Une trajectoire budgétaire engagée en 2024 avant l’examen de la CRC
Dès 2024, la commune avait analysé cette tension et a corrigé la trajectoire budgétaire en février 2025 en adoptant 4 règles d’or :
- Les impôts directs n’augmentent pas plus vite que l’inflation.
- Les dépenses de gestion augmentent moins vite que les recettes de gestion.
- Les investissements de renouvellement sont autofinancés.
- Les investissements de capacité sont autofinancés a minima à hauteur de 30%.
Cette trajectoire s’appuyait sur 5 leviers :
Côté dépenses, par une plus grande maîtrise orientée prioritairement autour de :
- La réduction du coût des achats en renforçant le recensement des besoins, le sourcing et la négociation.
- Le renforcement des coopérations au sein du bloc local.
- Un suivi plus robuste des autres dépenses de gestion.
Côté recettes, par une augmentation
- Des bases fiscales en lien avec le développement attendu de la commune dans le cadre du plan local d’urbanisme.
- Des reversements de fiscalité après réexamen du pacte financier et fiscal adossé au projet de territoire de la CAPA.
Une dynamique de bonne gestion atteinte en 2025 et amplifiée en 2026
Le 30 avril 2026, lors de l’approbation des comptes annuels 2025, l’objectif de renouer avec une capacité d’autofinancement brute positive a été confirmé.

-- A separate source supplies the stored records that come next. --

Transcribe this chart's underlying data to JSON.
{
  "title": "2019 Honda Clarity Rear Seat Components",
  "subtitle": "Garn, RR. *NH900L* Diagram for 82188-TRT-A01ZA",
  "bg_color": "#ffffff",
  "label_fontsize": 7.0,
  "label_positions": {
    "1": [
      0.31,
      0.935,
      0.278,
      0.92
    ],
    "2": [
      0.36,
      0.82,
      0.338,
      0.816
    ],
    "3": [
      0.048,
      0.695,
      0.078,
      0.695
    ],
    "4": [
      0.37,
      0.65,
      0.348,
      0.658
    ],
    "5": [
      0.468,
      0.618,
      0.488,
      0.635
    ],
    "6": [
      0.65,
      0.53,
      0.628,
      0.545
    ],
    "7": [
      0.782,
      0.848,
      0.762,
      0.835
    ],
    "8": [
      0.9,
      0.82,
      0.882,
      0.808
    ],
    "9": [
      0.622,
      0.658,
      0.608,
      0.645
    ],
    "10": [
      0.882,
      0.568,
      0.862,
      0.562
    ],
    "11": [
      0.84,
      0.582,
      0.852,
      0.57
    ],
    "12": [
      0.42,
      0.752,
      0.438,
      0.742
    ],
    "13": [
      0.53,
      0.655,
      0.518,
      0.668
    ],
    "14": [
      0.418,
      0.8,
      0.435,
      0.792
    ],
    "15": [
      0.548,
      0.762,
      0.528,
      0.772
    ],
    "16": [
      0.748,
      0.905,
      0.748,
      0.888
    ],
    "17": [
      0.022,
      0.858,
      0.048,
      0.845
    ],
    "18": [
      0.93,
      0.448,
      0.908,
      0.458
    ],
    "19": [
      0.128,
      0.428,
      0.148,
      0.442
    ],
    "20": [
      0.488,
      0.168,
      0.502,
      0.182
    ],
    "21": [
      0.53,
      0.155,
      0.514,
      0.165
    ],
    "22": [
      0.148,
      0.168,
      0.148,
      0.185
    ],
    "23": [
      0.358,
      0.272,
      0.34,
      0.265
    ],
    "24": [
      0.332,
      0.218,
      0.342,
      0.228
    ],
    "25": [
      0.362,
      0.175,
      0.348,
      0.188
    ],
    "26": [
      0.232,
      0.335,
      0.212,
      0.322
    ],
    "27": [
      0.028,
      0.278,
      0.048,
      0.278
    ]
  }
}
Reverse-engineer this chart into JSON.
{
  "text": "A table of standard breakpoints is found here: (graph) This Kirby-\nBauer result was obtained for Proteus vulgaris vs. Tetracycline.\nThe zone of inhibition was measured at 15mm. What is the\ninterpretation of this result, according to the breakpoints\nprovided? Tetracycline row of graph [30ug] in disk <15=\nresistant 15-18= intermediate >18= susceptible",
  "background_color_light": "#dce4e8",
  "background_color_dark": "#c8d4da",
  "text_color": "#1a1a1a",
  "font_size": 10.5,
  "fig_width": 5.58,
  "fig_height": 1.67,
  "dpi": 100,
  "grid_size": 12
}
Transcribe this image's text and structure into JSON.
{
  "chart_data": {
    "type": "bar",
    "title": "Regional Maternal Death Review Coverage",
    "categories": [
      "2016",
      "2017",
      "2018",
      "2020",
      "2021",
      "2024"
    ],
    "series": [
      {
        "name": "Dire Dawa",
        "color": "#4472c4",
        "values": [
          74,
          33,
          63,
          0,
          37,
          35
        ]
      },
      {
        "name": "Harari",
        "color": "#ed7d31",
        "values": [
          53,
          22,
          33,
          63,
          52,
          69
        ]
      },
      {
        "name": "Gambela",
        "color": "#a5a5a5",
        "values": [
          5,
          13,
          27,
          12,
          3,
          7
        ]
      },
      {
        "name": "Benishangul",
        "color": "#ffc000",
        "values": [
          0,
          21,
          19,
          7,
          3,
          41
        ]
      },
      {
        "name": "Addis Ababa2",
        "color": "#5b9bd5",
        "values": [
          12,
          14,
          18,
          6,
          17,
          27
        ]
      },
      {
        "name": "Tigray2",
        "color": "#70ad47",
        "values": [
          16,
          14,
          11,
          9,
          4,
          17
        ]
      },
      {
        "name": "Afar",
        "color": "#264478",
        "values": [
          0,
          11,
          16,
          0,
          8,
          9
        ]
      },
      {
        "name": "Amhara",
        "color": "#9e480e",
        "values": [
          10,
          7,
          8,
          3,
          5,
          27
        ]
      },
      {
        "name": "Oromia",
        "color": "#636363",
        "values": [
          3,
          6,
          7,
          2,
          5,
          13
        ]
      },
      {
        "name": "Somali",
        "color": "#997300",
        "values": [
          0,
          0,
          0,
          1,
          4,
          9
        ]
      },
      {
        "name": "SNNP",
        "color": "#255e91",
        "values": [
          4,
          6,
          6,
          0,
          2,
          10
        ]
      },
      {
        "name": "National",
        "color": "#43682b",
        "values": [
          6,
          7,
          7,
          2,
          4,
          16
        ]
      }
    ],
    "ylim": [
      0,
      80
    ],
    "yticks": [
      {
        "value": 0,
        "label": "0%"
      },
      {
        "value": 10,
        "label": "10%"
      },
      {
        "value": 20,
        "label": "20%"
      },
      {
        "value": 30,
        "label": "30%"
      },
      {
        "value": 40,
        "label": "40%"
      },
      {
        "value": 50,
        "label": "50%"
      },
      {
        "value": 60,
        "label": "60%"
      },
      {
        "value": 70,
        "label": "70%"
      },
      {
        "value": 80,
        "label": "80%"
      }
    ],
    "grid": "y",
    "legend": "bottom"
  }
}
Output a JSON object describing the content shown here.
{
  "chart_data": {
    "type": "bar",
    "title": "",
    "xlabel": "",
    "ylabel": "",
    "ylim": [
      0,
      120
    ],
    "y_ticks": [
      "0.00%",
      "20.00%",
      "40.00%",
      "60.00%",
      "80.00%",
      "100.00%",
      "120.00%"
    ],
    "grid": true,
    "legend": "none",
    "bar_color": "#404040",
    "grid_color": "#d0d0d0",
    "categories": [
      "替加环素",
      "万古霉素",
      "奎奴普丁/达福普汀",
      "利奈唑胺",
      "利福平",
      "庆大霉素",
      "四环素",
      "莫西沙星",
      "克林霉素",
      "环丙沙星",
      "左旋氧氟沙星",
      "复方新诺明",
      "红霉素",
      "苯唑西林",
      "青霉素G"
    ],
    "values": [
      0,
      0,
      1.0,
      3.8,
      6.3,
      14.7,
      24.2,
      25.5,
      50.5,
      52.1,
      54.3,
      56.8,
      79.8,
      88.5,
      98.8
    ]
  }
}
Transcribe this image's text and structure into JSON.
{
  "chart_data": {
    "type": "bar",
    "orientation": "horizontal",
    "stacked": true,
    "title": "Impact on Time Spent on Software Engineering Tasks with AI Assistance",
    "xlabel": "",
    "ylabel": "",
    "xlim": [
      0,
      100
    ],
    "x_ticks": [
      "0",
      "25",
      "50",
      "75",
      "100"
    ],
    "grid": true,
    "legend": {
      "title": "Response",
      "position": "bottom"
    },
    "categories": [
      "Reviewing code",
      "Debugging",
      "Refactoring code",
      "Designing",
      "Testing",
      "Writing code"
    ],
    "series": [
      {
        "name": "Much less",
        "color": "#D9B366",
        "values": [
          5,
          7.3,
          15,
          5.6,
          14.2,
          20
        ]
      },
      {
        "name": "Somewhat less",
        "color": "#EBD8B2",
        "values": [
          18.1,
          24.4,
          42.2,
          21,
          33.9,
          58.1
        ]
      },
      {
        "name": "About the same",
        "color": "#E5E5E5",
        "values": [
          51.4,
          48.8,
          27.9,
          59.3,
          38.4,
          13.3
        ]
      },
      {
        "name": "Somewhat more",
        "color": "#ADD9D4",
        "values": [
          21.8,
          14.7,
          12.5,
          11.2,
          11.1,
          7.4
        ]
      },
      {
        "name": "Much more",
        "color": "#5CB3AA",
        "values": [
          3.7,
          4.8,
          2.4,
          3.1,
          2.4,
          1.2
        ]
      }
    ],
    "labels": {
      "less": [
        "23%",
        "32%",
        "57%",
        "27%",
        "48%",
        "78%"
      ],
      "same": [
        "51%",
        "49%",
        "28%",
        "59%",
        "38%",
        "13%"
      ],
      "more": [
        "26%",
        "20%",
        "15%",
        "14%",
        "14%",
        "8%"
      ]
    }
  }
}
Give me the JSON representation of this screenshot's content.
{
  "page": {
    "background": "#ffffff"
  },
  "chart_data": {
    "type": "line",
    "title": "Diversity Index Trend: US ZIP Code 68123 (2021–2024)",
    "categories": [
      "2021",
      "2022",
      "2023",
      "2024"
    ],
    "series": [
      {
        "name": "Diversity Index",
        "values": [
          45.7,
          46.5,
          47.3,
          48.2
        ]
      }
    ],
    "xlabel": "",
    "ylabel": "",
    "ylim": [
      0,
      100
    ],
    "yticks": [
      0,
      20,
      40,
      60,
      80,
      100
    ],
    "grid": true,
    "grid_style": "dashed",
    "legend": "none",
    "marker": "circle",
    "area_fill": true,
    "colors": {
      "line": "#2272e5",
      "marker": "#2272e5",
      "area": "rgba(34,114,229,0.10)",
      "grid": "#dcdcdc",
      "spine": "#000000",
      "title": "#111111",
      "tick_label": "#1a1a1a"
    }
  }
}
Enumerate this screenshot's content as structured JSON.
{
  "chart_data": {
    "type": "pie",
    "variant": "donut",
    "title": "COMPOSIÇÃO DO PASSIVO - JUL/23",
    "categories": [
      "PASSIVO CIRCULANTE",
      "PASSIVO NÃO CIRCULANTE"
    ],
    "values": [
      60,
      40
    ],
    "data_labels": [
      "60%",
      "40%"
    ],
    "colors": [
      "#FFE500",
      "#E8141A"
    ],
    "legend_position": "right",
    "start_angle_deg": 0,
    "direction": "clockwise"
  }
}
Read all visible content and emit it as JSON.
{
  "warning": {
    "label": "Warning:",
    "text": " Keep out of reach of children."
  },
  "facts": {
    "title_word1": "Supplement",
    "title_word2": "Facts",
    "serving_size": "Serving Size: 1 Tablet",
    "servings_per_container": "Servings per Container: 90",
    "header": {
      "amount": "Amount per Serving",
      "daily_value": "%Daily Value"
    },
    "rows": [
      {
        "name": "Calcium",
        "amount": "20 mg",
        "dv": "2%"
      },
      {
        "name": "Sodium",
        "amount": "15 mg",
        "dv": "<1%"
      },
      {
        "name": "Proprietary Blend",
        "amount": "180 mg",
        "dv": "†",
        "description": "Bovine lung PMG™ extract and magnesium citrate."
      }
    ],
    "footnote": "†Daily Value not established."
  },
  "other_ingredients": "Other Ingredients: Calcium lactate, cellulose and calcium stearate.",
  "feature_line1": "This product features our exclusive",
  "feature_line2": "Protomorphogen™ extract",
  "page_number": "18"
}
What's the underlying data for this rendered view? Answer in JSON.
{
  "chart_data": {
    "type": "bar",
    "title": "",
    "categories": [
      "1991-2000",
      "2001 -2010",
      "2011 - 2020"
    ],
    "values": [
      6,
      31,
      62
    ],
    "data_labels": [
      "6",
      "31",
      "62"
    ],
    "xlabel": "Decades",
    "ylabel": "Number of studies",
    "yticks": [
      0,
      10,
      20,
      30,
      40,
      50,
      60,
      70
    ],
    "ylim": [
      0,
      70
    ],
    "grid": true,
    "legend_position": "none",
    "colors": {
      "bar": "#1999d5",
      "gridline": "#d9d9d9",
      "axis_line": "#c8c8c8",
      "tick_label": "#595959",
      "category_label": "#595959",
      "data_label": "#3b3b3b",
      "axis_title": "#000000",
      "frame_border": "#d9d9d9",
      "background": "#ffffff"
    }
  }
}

Lors de cette même séance, le conseil municipal a également fixé 4 ratios cibles à atteindre à l’horizon 2032 :
- Un taux d’épargne brute stable de 10%, soit de l’ordre de 500 000 euros par an
- Une épargne nette positive
- Une capacité de désendettement de 8 ans, en deçà du seuil de vigilance fixé à 12 ans
- Un fonds de roulement de 3 mois
Cette trajectoire est jugée réaliste et crédible.
Les leviers d’actions identifiés et quantifiés pour atteindre ces standards de gestion concernent toutes les dimensions du budget communal et peuvent être résumés en 6 axes :
En dépenses,
- Poursuivre l’effort de réduction de l’enveloppe consacrée aux dépenses courantes assis sur une stratégie d’achat public
- Geler l’enveloppe budgétaire consacrée aux charges de personnel en réexaminant l’organisation des services communaux
- Optimiser l’investissement éducatif à la charge de la commune.
En recettes
- Approfondir le travail d’évaluation des bases fiscales actuelles et engager une analyse prospective en lien avec le potentiel de développement défini dans le plan local d’urbanisme
- Reconsidérer la politique tarifaire d’occupation des domaines public et privé de la commune et des prestations rendues
- La révision du pacte fiscal et financier
Un pacte fiscal et financier à réinterroger
Avec 189 € par habitant de reversement de fiscalité par la CAPA contre plus de 300 € pour la commune bénéficiant du reversement le plus élevé, le projet de territoire de l’agglomération en cours d’élaboration doit nourrir le débat sur la révision du pacte financier et fiscal et éclairer les autres marges de manœuvre de la commune.
En définitive
La révision du pacte financier et fiscal à l’échelle communautaire n’a pas été abordé par de la chambre régionale des comptes.
Il constitue pourtant un axe raisonnable pour rééquilibrer les relations financières au sein de l’agglomération.
De la même façon, la chambre régionale des comptes n’a pas intégré dans son analyse les perspectives de développement de la commune.
Elle n’a pas non plus inclus dans sa photographie 2019-2024 le niveau du fonds de roulement de la commune et les possibilités de cession d’actifs.
Or, ces 3 points constituent autant de leviers qui peuvent être actionnés.
La commune aborde donc l’avenir avec sérénité et continuera à agir pour améliorer durablement le cadre de vie des sarrolaises et des sarrolais.